DRAWING

Draw lines, lots of lines! Jean-Auguste-Dominique Ingres’s statement applies to the hand’s routine, without which it cannot produce any art, in Ingres’s opinion. Only drawing trains the hand and the eye. Only drawing teaches things that are difficult to communicate via language, and can put visually complex content on paper in a comprehensible, abstract, and simplified way. Worringer uses this medium exhaustively; it’s his visual foundation. So you’ll find in his work this creative medium’s entire spectrum: illustrations, sketches, studies, drawings, technical designs, ideas given shape in lines as a direct means of communication.

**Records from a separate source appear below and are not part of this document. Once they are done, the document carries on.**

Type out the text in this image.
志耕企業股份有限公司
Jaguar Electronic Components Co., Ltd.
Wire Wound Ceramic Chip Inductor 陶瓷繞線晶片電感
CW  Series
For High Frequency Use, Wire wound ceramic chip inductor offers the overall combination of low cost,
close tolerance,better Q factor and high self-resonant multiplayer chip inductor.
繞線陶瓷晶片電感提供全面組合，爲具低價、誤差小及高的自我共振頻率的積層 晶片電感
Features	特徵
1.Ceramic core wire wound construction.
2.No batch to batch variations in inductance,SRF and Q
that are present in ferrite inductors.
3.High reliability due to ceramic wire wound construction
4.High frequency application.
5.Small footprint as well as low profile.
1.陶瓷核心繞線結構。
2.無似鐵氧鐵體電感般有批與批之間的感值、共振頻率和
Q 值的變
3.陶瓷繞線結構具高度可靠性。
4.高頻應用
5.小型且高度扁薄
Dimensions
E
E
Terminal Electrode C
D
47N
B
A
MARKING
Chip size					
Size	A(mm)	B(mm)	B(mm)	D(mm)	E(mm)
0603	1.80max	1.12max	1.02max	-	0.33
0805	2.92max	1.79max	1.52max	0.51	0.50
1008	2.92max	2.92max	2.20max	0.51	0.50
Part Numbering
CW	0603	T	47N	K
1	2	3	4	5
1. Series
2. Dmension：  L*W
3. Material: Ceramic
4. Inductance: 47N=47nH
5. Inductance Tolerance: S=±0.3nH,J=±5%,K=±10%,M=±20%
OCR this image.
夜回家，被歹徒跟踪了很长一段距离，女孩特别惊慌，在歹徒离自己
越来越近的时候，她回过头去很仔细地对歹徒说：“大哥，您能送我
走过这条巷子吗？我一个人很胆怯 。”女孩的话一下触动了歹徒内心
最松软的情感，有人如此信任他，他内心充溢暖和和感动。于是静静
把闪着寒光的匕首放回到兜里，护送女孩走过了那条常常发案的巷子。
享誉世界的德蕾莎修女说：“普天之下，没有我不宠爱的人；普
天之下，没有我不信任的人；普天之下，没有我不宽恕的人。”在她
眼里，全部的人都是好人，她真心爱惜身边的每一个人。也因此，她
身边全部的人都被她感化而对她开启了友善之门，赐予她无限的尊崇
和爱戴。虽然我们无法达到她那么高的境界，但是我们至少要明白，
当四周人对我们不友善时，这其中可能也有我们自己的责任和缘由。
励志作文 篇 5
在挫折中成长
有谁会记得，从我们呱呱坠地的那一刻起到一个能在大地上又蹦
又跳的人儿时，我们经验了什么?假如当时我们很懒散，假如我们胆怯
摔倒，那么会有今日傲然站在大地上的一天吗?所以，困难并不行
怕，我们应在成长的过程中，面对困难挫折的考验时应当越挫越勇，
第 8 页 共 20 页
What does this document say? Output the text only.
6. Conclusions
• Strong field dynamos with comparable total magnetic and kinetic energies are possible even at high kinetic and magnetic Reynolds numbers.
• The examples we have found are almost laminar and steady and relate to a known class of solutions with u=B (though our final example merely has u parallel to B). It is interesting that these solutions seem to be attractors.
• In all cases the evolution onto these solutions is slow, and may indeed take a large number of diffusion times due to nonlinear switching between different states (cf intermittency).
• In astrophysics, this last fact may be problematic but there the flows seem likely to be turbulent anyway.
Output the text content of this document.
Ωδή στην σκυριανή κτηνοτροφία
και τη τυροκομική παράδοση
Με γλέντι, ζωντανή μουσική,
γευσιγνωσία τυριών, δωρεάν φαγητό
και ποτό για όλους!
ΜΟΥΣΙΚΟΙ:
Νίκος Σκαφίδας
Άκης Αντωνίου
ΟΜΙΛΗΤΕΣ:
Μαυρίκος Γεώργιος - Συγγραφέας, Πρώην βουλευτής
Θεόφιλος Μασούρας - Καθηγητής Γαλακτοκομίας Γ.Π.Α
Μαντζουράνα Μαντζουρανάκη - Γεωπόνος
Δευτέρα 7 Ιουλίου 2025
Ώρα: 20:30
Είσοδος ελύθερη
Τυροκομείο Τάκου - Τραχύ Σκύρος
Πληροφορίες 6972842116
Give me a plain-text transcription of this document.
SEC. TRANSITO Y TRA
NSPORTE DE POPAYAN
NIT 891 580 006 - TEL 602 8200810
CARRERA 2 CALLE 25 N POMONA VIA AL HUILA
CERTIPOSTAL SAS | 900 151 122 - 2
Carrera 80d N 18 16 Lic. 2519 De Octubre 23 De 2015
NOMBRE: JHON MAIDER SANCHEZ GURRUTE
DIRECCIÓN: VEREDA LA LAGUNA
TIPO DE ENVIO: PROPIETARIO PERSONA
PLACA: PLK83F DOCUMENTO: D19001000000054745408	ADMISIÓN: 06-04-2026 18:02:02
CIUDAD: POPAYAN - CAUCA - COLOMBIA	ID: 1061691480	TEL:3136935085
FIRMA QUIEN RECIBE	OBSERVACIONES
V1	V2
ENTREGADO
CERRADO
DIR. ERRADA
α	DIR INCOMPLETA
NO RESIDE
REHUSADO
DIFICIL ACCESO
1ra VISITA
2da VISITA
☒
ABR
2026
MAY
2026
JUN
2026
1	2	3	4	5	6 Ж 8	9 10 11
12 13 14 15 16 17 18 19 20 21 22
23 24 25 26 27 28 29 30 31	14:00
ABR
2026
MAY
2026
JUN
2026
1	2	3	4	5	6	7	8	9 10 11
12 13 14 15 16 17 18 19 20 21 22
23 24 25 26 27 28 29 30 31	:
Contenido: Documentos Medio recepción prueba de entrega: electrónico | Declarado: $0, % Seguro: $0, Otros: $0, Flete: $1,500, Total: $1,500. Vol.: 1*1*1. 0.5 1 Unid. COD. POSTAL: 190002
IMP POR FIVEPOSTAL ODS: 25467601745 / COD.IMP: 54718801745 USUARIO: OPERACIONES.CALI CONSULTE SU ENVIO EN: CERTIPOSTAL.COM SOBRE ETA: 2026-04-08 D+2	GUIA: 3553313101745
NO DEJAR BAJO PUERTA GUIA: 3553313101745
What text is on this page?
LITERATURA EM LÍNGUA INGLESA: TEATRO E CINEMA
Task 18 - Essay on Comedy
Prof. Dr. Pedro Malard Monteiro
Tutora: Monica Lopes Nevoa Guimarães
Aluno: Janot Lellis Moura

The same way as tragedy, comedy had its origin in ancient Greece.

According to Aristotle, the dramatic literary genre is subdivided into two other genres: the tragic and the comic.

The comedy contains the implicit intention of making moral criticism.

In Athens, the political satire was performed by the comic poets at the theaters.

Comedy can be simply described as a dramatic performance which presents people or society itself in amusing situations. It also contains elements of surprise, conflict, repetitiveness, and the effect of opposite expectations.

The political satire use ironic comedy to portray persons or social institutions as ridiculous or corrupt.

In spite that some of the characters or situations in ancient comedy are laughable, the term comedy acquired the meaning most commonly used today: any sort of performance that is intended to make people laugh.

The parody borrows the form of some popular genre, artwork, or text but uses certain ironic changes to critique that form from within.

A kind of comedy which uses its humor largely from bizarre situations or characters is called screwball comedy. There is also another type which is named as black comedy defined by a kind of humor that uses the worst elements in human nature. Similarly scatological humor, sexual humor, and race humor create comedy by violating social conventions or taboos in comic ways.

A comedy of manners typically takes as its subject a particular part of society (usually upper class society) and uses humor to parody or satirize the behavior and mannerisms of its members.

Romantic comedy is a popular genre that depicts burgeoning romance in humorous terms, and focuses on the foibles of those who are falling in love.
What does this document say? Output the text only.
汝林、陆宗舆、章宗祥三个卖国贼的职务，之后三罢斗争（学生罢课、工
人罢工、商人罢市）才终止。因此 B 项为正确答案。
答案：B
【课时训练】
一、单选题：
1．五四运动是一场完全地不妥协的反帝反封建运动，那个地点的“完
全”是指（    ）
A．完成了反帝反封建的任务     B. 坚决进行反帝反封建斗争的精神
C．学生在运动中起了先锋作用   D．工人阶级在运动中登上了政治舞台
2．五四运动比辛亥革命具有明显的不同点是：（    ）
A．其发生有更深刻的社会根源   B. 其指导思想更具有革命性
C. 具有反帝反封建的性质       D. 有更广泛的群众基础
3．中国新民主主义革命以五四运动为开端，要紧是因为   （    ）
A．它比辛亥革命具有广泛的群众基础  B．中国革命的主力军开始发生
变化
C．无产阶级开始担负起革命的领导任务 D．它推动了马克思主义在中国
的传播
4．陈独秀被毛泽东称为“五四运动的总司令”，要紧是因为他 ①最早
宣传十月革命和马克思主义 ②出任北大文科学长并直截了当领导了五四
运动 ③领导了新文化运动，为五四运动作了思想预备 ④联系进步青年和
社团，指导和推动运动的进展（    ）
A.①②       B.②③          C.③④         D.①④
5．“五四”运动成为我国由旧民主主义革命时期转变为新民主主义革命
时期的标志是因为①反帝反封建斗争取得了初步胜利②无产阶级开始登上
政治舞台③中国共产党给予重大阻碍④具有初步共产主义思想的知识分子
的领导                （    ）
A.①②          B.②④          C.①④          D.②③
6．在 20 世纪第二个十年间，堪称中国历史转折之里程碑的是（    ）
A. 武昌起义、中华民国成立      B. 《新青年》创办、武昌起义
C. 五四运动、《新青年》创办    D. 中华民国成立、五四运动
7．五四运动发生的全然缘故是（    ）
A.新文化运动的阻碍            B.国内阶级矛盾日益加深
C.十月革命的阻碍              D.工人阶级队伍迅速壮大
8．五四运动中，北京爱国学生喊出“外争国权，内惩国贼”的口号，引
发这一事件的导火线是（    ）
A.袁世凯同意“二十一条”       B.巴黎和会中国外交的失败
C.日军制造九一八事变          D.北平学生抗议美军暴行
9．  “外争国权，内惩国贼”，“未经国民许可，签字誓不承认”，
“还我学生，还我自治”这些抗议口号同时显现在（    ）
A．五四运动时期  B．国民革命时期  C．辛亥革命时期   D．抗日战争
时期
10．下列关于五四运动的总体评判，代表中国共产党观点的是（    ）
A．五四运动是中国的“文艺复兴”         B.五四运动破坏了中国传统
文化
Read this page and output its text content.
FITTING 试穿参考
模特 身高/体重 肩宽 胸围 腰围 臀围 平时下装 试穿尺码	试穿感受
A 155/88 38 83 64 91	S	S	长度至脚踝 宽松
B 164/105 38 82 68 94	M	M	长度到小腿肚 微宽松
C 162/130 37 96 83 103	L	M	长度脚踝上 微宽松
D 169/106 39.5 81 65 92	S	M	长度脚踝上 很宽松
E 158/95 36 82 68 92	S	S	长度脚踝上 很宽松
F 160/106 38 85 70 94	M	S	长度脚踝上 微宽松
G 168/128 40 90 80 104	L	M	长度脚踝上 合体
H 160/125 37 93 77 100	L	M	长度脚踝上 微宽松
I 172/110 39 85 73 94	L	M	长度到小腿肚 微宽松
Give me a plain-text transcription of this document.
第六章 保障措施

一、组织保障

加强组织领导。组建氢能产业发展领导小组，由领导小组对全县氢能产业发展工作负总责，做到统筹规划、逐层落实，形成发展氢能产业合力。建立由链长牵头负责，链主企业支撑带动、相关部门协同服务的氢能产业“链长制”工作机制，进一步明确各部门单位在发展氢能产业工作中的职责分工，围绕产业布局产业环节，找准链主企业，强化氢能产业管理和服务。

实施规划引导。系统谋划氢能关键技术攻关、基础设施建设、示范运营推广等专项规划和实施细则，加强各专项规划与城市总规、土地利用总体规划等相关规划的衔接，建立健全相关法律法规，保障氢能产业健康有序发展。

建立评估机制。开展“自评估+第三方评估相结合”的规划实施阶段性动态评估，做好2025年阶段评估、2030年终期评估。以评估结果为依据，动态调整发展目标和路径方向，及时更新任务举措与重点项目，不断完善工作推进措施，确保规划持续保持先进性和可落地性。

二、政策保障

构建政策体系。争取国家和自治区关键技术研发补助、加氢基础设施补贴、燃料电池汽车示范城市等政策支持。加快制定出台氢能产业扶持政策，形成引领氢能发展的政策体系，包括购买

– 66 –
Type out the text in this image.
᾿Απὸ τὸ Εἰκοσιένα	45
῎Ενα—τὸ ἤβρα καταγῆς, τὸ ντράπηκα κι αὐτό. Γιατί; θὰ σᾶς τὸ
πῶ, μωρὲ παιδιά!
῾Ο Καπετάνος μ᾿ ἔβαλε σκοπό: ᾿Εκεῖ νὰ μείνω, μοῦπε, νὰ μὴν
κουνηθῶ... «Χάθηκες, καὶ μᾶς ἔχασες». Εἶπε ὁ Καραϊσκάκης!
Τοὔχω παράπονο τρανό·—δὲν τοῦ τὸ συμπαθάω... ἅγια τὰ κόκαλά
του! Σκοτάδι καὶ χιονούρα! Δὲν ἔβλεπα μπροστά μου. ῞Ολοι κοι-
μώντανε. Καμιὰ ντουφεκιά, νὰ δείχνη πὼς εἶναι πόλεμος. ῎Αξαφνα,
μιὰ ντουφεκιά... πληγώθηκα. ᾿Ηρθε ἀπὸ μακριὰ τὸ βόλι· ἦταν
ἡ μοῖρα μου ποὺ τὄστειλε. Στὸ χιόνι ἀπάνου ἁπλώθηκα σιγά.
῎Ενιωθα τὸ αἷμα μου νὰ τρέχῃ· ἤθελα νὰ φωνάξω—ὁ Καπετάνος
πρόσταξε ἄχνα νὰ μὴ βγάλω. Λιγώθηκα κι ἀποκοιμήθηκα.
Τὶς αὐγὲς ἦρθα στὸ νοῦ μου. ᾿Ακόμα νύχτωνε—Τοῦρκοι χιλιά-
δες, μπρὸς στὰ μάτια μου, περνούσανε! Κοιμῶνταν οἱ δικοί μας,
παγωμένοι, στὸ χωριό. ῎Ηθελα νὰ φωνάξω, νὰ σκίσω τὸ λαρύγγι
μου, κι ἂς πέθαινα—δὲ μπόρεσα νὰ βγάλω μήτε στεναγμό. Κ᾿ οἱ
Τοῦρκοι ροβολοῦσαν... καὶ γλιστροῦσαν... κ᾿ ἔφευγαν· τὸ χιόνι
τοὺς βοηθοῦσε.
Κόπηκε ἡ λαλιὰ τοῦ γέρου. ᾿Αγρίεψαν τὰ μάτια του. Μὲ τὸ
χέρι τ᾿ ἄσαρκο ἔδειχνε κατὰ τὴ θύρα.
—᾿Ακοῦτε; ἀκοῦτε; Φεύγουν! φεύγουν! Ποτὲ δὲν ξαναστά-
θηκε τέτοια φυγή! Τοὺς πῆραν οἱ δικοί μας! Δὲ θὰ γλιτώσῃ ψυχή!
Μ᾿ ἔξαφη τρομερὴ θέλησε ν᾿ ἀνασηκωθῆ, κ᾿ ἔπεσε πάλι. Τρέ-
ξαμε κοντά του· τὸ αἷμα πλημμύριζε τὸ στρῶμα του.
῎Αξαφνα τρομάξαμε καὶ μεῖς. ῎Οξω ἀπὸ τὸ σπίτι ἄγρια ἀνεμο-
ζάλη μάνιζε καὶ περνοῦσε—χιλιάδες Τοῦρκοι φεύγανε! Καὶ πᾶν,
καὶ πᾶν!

Draw a distinction! Worringer meets this challenge, too, from George Spencer Brown, which sheds a different light on Ingres’s statement. Here, the line is not considered a way to train the hand and eye, but as a way to make distinctions, to mark things, to delimit them. Lines create their own reality. The immediacy of drawing turns it into a social medium that can overcome linguistic and cultural divisions. Children learn to tell stories and describe things through drawings. Worringer makes use of this accessibility. Thus, Worringer’s art contains various forms and characteristics: sometimes rapid and fleeting, at other times, naive, awkward, rough, aggressive, and then again pointed, tender, yet threatening; and with ironic sharpness.